Class DataFrameNaFunctions


  • public class DataFrameNaFunctions
    extends Object
    Provides functions for handling missing values in a DataFrame.
    Since:
    1.1.0
    • Method Detail

      • drop

        public DataFrame drop​(int minNonNullsPerRow,
                              String[] cols)
        Returns a new DataFrame that excludes all rows containing fewer than minNonNullsPerRow non-null and non-NaN values in the specified columns cols.

        If minNonNullsPerRow is greater than the number of the specified columns, the method returns an empty DataFrame. If minNonNullsPerRow is less than 1, the method returns the original DataFrame. If cols is empty, the method returns the original DataFrame.

        Parameters:
        minNonNullsPerRow - The minimum number of non-null and non-NaN values that should be in the specified columns in order for the row to be included.
        cols - A sequence of the names of columns to check for null and NaN values.
        Returns:
        A DataFrame
        Since:
        1.1.0
      • fill

        public DataFrame fill​(Map<String,​?> valueMap)
        Returns a new DataFrame that replaces all null and NaN values in the specified columns with the values provided.

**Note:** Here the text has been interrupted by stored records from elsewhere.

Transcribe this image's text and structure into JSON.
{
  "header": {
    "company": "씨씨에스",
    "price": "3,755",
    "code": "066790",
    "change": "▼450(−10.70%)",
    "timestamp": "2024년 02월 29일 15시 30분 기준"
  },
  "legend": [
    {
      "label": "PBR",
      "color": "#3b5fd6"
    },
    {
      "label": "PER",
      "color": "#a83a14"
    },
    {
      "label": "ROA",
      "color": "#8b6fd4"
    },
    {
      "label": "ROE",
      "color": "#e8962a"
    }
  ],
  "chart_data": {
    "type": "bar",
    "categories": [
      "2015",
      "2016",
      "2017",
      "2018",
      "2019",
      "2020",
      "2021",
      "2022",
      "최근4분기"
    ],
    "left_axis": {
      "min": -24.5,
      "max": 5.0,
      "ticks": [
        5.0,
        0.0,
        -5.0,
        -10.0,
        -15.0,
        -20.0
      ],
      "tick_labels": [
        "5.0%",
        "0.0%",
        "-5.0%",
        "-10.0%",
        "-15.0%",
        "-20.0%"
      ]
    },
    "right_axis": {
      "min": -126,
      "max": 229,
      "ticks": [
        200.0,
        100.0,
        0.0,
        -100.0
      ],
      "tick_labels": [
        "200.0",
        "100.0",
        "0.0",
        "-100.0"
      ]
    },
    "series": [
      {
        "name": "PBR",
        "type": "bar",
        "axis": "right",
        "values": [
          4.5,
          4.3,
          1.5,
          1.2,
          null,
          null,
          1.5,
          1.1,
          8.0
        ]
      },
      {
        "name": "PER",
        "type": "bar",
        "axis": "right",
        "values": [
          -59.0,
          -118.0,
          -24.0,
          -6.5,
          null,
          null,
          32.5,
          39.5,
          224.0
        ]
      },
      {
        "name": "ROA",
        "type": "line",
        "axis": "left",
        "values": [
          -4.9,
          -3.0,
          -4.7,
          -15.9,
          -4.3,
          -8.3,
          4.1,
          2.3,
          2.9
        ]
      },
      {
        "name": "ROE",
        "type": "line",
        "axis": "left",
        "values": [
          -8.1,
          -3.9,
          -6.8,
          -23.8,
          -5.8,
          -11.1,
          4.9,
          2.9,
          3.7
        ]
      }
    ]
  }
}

        valueMap describes which columns will be replaced and what the replacement values are.

        It only supports Long, Int, short, byte, String, Boolean, float, and Double values. If the type of the given value doesn't match the column type (e.g. a Long value for a StringType column), the replacement in this column will be skipped.

        Parameters:
        valueMap - A Map that associates the names of columns with the values that should be used to replace null and NaN values in those columns.
        Returns:
        A DataFrame
        Since:
        1.1.0
      • replace

        public DataFrame replace​(String colName,
                                 Map<?,​?> replacement)
        Returns a new DataFrame that replaces values in a specified column.

        Use the replacement parameter to specify a Map that associates the values to replace with new values.

        For example, suppose that you pass `col1` for colName and Map(2 -> 3, None -> 2, 4 -> null) for replacement. In `col1`, this function replaces: `2` with `3`, null with `2`, `4` with null.

        Parameters:
        colName - The name of the column in which the values should be replaced.
        replacement - A Map that associates the original values with the replacement values.
        Returns:
        The result DataFrame
        Since:
        1.1.0